With U.S. troops marching out of Iraq and Osama bin Laden’s head on a pike, it will be difficult for Barack Obama’s detractors to characterize the president’s first-term performance on the international stage as indecisive, inexperienced, or weak-kneed.
Electoral ramifications notwithstanding, what worries Mark Lagon, who holds the International Relations and Security Chair at Georgetown University’s foreign service master’s degree program, is that Obama’s seeming strength betrays a lack of inventiveness and depth—especially when it comes to projecting soft power, that combination of diplomacy and nonmilitary coercion essential to enduring influence and stability.
Writing in World Affairs (Oct. 2011), Logan notes that when Obama initially took office he “made fresh start statements, such as his June 2009 remarks in Cairo, and embraced political means like dialogue, respectful multilateralism, and the use of new media, suggesting that he felt the soft power to change minds, build legitimacy, and advance interests was the key element missing from the recent U.S. approach to the world—and that he would quickly remedy that defect.”
Since then, Obama has embraced unilateral military actions, has accelerated the use of unmanned drones, and has continued a number of the Bush administration’s most controversial policies, including rendition. Consequently, the United States lacks moral credibility.

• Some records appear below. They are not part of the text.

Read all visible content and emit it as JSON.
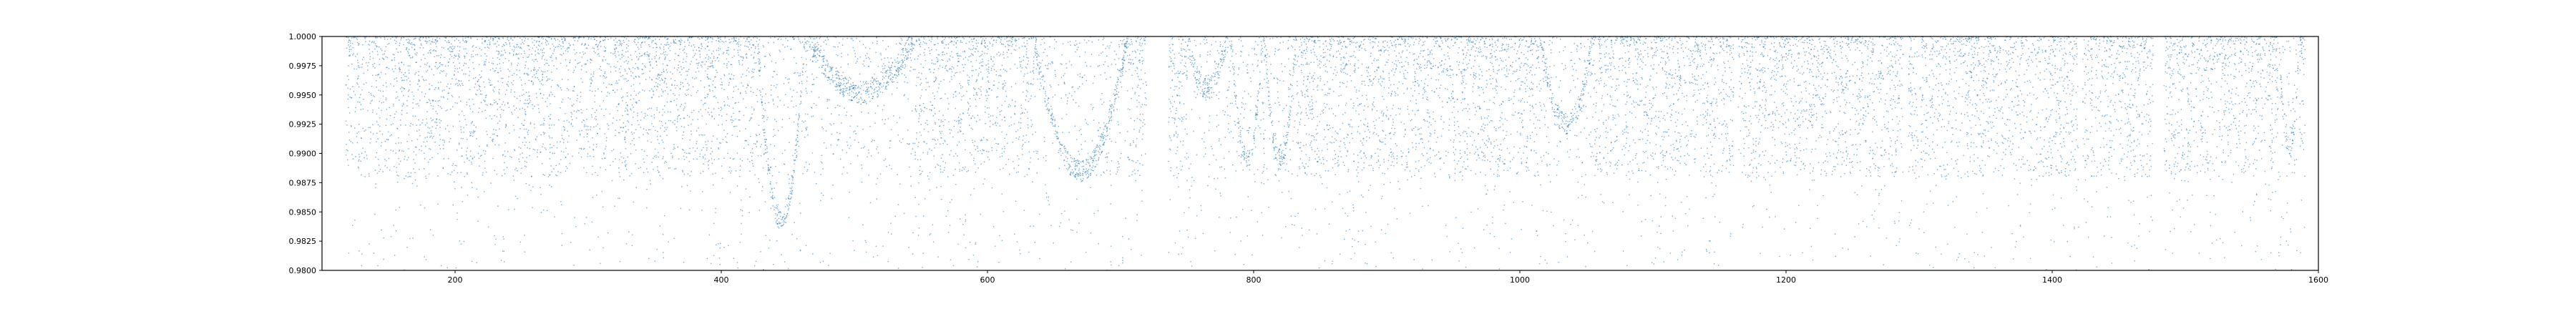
{
  "chart_data": {
    "type": "scatter",
    "title": "",
    "xlabel": "",
    "ylabel": "",
    "xlim": [
      100,
      1600
    ],
    "ylim": [
      0.98,
      1.0
    ],
    "x_ticks": [
      200,
      400,
      600,
      800,
      1000,
      1200,
      1400,
      1600
    ],
    "y_ticks": [
      0.98,
      0.9825,
      0.985,
      0.9875,
      0.99,
      0.9925,
      0.995,
      0.9975,
      1.0
    ],
    "x_tick_labels": [
      "200",
      "400",
      "600",
      "800",
      "1000",
      "1200",
      "1400",
      "1600"
    ],
    "y_tick_labels": [
      "0.9800",
      "0.9825",
      "0.9850",
      "0.9875",
      "0.9900",
      "0.9925",
      "0.9950",
      "0.9975",
      "1.0000"
    ],
    "grid": false,
    "legend": "none",
    "marker_color": "#1f77b4",
    "series": [
      {
        "x_range": [
          118,
          1590
        ],
        "y_range": [
          0.98,
          1.0
        ],
        "approx_point_count": 14000,
        "gaps_x": [
          [
            720,
            736
          ],
          [
            1161,
            1164
          ],
          [
            1288,
            1292
          ],
          [
            1420,
            1423
          ],
          [
            1476,
            1484
          ]
        ],
        "dip_features": [
          {
            "x_center": 445,
            "x_width": 18,
            "y_min": 0.9842
          },
          {
            "x_center": 505,
            "x_width": 40,
            "y_min": 0.9952
          },
          {
            "x_center": 670,
            "x_width": 35,
            "y_min": 0.9885
          },
          {
            "x_center": 765,
            "x_width": 15,
            "y_min": 0.9955
          },
          {
            "x_center": 795,
            "x_width": 12,
            "y_min": 0.9895
          },
          {
            "x_center": 820,
            "x_width": 12,
            "y_min": 0.9895
          },
          {
            "x_center": 1035,
            "x_width": 20,
            "y_min": 0.9925
          },
          {
            "x_center": 1578,
            "x_width": 8,
            "y_min": 0.9905
          }
        ]
      }
    ]
  }
}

“The Obama presidency has regularly avoided asserting meaningful soft power, particularly in its relations with three countries—Iran, Russia, and Egypt—where it might have made a difference not only for those countries but for American interests as well,” Logan writes. “His reaction to the challenges these countries have posed to the United States suggests that it is not soft power itself that Obama doubts, but America’s moral standing to project it.”